Search
Close this search box.

Neng Dara : Tuhan menciptakan alam dan seisinya dengan cinta, termasuk LGBT

Suarakita.org– Indonesia merupakan mayoritas muslim terbesar di dunia, dan kelompok LGBT muslim menjadi bagian dari populasi Indonesia tersebut. Stigma dan diskriminasi mengatas namakan agama kerap diterima oleh kelompok LGBT.

Atas dasar itulah Suara Kita menyelenggarakan kegiatan yang diberitajuk “Ramadhan Rainbow: Bolehkah Cong Berpuasa”. Jumat 11/07/2014. Bertempat di Sekretariat Suara Kita dengan mengundang pembicara Dr. Neng Dara Afifah (Komisioner Komnas Perempuan).

Kegiatan ini dihadiri oleh komunitas lesbian, gay, biseksual dan transgender, dan juga beberapa mahasiswa. Sebuah pertanyaan diajukan oleh Arif seorang mahasiswa Universitas Indonesia “saya seorang gay, bukanya saya tidak berminat menjalankan puasa, sampai kini agama tidak pernah ramah akan gay, jadi saya ragu apabila saya berpuasa dan tentunya akan sia-sia karena beragama saja gay tidak mendapatkan tempat apalagi berpuasa”.

Neng Dara menjawab “apabila kamu menyakini agama islam menjadi agamamu, mestinya berpuasa wajib kamu jalankan. Terkait dengan kebingunganmu menjalankan agama dan orientasi seksual, saya hanya ingin mengaskan bahwa tuhan menciptakan alam dan seisinya dengan cinta, termasuk dengan orang-orang yang memiliki orientasi seksual berbeda. jadi percayalah bahwa jika kamu melakukan sesuatu dengan cinta pasti Tuhan juga akan melimpahkan rahmatnya kepada orang-orang yang selalu menjalankan hidup dengan cinta”. dan Neng Dara menautkan jawabannya dengan tema diskusi “Bolehkah Cong berpuasa?, dengan senyuman Neng Dara menjawab, “Ya…boleh lah”.

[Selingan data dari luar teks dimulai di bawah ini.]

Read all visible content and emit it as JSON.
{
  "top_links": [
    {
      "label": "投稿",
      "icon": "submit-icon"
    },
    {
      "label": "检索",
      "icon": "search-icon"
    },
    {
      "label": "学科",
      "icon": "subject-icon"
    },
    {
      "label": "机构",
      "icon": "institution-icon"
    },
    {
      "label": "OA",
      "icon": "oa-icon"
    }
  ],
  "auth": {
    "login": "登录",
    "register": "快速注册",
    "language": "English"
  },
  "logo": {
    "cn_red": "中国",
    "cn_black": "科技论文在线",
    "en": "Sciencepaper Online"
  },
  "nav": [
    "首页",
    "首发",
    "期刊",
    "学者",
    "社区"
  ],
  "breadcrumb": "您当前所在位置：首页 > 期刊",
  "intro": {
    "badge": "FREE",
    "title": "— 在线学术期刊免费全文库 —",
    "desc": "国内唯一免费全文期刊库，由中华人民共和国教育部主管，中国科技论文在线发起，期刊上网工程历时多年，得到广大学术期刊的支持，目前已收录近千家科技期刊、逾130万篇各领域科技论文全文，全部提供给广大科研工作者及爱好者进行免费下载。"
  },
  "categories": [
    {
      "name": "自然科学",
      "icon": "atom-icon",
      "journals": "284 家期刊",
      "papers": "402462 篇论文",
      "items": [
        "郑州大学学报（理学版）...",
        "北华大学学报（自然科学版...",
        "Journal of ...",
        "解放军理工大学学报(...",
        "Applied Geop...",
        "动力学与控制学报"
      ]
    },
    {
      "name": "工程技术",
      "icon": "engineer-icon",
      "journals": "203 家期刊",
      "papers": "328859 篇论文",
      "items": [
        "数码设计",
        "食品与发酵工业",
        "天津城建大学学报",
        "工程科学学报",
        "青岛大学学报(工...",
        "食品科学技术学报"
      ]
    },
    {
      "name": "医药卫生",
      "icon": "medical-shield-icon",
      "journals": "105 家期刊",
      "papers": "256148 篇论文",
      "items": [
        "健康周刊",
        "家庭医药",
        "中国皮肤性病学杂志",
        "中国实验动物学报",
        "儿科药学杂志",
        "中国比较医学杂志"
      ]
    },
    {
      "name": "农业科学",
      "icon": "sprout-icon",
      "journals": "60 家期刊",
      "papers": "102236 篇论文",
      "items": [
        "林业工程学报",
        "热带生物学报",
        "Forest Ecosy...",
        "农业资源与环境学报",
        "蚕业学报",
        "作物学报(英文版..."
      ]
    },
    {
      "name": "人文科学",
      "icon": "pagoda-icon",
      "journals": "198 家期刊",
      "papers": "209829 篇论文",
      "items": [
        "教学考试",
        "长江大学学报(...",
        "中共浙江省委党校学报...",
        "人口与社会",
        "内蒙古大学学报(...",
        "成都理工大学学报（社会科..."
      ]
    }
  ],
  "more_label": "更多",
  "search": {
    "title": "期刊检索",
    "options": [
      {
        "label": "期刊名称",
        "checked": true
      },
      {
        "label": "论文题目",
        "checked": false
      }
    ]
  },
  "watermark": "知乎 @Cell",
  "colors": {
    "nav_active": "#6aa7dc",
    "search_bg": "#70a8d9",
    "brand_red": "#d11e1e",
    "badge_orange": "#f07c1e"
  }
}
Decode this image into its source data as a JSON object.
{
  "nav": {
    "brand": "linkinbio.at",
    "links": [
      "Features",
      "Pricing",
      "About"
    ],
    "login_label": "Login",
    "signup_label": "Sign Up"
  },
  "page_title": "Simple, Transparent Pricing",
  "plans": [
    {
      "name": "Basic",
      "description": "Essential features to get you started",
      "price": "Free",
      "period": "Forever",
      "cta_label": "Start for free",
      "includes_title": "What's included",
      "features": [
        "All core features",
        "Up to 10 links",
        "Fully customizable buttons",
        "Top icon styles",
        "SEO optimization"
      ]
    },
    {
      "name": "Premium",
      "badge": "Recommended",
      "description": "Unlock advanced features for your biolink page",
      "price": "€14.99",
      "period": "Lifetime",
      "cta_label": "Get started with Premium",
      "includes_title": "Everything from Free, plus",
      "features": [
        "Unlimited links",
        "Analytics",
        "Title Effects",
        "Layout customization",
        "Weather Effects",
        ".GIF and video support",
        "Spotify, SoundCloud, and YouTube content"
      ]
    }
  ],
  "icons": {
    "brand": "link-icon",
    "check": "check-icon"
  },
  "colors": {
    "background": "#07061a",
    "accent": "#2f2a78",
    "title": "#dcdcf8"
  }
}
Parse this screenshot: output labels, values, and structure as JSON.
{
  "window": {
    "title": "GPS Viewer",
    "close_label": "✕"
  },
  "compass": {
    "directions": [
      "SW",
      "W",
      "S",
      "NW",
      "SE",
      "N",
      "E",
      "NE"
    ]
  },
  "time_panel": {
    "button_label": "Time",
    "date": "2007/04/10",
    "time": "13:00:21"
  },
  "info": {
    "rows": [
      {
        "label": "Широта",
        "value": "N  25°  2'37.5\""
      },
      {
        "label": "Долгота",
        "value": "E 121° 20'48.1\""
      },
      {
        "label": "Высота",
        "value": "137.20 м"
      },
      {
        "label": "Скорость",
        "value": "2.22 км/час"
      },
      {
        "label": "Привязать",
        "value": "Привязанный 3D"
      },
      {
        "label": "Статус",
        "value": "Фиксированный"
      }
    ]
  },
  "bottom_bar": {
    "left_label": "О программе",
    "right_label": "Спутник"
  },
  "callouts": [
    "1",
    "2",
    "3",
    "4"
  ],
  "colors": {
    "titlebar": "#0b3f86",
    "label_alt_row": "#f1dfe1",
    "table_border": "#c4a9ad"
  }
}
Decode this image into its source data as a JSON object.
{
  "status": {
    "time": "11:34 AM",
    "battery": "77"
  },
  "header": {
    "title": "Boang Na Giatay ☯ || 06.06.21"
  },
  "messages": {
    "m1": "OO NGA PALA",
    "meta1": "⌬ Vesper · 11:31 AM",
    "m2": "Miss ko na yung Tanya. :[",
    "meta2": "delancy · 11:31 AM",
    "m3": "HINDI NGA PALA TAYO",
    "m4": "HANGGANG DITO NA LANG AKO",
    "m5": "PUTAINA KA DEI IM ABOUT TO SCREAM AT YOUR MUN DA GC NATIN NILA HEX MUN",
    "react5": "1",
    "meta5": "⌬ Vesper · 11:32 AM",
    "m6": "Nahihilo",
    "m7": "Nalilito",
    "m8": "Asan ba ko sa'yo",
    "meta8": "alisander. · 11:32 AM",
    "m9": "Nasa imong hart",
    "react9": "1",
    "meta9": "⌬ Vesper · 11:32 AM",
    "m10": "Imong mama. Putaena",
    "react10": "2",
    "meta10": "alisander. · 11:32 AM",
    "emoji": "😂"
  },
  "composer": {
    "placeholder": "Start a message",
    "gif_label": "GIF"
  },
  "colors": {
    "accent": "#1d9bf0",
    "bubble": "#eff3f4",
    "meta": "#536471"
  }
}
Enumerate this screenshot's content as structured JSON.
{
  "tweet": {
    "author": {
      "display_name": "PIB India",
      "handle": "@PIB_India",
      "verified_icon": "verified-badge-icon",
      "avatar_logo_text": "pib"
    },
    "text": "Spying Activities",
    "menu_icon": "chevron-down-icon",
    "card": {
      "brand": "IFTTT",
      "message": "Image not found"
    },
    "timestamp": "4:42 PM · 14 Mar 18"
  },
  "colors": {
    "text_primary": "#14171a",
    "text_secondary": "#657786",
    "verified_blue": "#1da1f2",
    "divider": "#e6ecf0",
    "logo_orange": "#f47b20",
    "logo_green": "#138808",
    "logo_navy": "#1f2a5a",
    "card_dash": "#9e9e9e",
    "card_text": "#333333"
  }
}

“kebingungan” yang dialami oleh Arif bukanlah topik yang baru dalam komunitas lesbian, gay, biseksual dan transgender LGBT. Menjalankan ibadah kerapkali menjadi sebuah dilema apabila orang-orang dengan orientasi seksual berbeda hendak menjalankan ibadah menurut keyaninan agamanya.

Suasana diskusi Ramadhan Rainbow di sekretariat Suara Kita. Foto: Dok Suara Kita/Yatnapelangi)
Suasana diskusi Ramadhan Rainbow di sekretariat Suara Kita. Foto: Dok Suara Kita/Yatnapelangi)

“kebingungan” tidak hanya muncul dari komunitas gay tapi juga muncul pada komunitas waria. misalnya waria ketika beribadah mengenakan mukena atau sarung ketika beribadah? Begitu bagaimana perlakuan publik ketika harus sholat berjamaah di Mesjid, masuk kelompok laki-laki atau perempuan?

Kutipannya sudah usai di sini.